Zum anderen erfolgt die Begrenzung der Höhe nach. Um eine Vorwegnahme der Hauptsache zu vermeiden, hat die Antragsgegnerin von den täglichen Mietkosten von 5,47 EUR zuzüglich Mehrwertsteuer einstweilen nur 3,00 EUR zu übernehmen. Den Restbetrag kann der Antragsteller bei Berücksichtigung seiner Renteneinkünfte und des Arbeitseinkommens seiner Ehefrau zumutbar selbst tragen.

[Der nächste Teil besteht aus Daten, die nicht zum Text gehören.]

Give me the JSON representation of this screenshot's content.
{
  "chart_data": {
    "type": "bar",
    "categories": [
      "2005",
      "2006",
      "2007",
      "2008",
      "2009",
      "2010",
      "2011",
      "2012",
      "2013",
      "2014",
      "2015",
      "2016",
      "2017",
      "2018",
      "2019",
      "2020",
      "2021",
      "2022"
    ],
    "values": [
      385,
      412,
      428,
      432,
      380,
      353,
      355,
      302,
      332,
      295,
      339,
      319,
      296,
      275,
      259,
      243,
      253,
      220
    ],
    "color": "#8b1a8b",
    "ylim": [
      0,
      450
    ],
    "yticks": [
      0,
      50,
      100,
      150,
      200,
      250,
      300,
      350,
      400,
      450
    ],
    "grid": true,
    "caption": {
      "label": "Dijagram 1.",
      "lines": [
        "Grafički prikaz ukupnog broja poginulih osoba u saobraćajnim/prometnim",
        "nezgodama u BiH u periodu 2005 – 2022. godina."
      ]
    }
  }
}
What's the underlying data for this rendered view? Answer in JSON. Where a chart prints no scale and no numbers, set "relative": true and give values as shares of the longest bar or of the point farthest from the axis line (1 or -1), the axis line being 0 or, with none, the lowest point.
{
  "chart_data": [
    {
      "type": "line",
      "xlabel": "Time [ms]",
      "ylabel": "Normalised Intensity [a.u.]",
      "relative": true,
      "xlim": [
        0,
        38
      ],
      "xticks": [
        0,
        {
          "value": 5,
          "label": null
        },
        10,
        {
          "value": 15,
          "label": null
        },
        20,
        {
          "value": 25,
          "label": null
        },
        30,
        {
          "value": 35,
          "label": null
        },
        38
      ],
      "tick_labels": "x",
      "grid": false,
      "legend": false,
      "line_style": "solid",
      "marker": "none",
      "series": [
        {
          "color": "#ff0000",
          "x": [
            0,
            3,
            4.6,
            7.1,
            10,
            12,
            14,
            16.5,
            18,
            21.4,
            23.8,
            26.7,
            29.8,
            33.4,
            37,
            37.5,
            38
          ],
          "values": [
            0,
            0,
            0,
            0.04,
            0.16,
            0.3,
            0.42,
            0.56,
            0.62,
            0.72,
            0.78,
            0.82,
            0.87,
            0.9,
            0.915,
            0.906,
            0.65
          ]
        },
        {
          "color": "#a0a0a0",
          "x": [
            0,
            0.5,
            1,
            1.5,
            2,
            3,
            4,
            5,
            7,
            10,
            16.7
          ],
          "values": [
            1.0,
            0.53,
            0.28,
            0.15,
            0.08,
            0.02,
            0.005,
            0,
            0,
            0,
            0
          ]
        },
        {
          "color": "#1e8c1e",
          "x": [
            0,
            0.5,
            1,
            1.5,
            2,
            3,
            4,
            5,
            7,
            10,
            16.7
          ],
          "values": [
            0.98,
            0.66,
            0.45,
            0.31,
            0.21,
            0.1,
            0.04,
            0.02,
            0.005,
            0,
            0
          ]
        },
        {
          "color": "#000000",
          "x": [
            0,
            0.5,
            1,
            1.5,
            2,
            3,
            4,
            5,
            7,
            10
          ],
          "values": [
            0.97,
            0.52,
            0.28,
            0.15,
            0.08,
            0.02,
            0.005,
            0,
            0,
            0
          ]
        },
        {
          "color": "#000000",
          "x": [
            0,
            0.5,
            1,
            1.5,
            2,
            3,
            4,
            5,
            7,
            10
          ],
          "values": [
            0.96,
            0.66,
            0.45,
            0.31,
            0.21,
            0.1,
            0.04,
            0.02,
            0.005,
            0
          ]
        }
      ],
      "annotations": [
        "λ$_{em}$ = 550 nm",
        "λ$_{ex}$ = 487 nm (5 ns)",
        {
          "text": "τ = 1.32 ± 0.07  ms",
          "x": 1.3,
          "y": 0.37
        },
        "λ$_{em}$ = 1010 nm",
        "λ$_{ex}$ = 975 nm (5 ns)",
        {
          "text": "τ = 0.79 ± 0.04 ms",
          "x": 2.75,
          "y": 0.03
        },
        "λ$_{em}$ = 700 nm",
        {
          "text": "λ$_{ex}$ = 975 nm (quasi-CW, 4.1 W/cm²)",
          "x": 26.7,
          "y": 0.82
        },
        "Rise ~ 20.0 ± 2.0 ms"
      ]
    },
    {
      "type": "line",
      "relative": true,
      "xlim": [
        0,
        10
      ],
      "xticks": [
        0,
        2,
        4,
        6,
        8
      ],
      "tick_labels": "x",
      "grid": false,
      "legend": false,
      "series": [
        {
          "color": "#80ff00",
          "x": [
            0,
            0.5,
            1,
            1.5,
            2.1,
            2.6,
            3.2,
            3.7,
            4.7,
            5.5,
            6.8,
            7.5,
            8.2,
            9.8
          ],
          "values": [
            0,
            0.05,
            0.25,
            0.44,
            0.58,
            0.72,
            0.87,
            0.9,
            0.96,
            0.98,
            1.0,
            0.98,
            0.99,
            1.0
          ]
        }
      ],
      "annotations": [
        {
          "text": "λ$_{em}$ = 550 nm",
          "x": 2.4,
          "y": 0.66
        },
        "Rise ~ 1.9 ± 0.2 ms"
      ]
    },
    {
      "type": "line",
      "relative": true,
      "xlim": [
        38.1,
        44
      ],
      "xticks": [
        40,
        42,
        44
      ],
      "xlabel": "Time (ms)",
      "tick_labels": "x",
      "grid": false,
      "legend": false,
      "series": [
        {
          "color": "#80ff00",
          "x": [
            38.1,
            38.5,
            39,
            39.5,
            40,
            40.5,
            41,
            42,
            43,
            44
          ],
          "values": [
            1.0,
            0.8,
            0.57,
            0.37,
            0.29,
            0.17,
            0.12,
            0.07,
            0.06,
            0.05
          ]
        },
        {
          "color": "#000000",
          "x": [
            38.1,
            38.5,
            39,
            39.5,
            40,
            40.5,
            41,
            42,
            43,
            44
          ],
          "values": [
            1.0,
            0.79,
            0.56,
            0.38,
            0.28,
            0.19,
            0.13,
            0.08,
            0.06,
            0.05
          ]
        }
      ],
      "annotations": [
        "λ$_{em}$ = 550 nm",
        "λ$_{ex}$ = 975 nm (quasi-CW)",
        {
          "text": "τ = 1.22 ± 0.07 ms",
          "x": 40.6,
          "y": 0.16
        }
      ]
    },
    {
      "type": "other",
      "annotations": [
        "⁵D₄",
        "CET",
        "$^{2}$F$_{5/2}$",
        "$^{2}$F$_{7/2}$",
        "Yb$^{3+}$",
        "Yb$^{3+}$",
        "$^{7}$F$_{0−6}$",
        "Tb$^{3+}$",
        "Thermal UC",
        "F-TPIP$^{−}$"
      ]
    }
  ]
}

Der Senat weist darauf hin, dass Bescheide, welche die Antragsgegnerin in Ausführung der Entscheidung des Senats erlässt, gegenstandslos werden, wenn sich im Hauptsacheverfahren ergeben sollte, dass dem Antragsteller die im einstweiligen Rechtsschutzverfahren zugesprochenen Leistungen nicht zustehen. Damit wäre die Leistung rechtsgrundlos erbracht worden und könnte vom Antragsgegner unter entsprechender Anwendung des § 50 Abs. 2 SGB X zurückgefordert werden (LSG Baden-Württemberg, Beschluss vom 5. Dezember 2005, L 8 AS 3441/05 ER-B, juris; Schütze in von Wulffen, SGB X 6. Aufl., § 50 RdNr. 21 m.w.N.; vgl. OVG Lüneburg 24. Februar 1993, 4 L 151/92; OVG für das Land Nordrhein-Westfalen 3. April 1992, 16 E 363/91). Dabei ist dem Leistungsempfänger grundsätzlich kein Vertrauensschutz zuzubilligen, da er mit dem Wegfall der einstweiligen Anordnung durch die Entscheidung in der Hauptsache rechnen muss (LSG Baden-Württemberg aaO).

Die Kostenentscheidung folgt aus § 193 SGG und berücksichtigt, dass der Antragsteller zwar nicht vollumfänglich obsiegt, die Antragsgegnerin aber Anlass zu Antrags- und Beschwerdeverfahren gegeben hat.

Dieser Beschluss kann nicht mit der Beschwerde zum Bundessozialgericht angefochten werden (§ 177 SGG).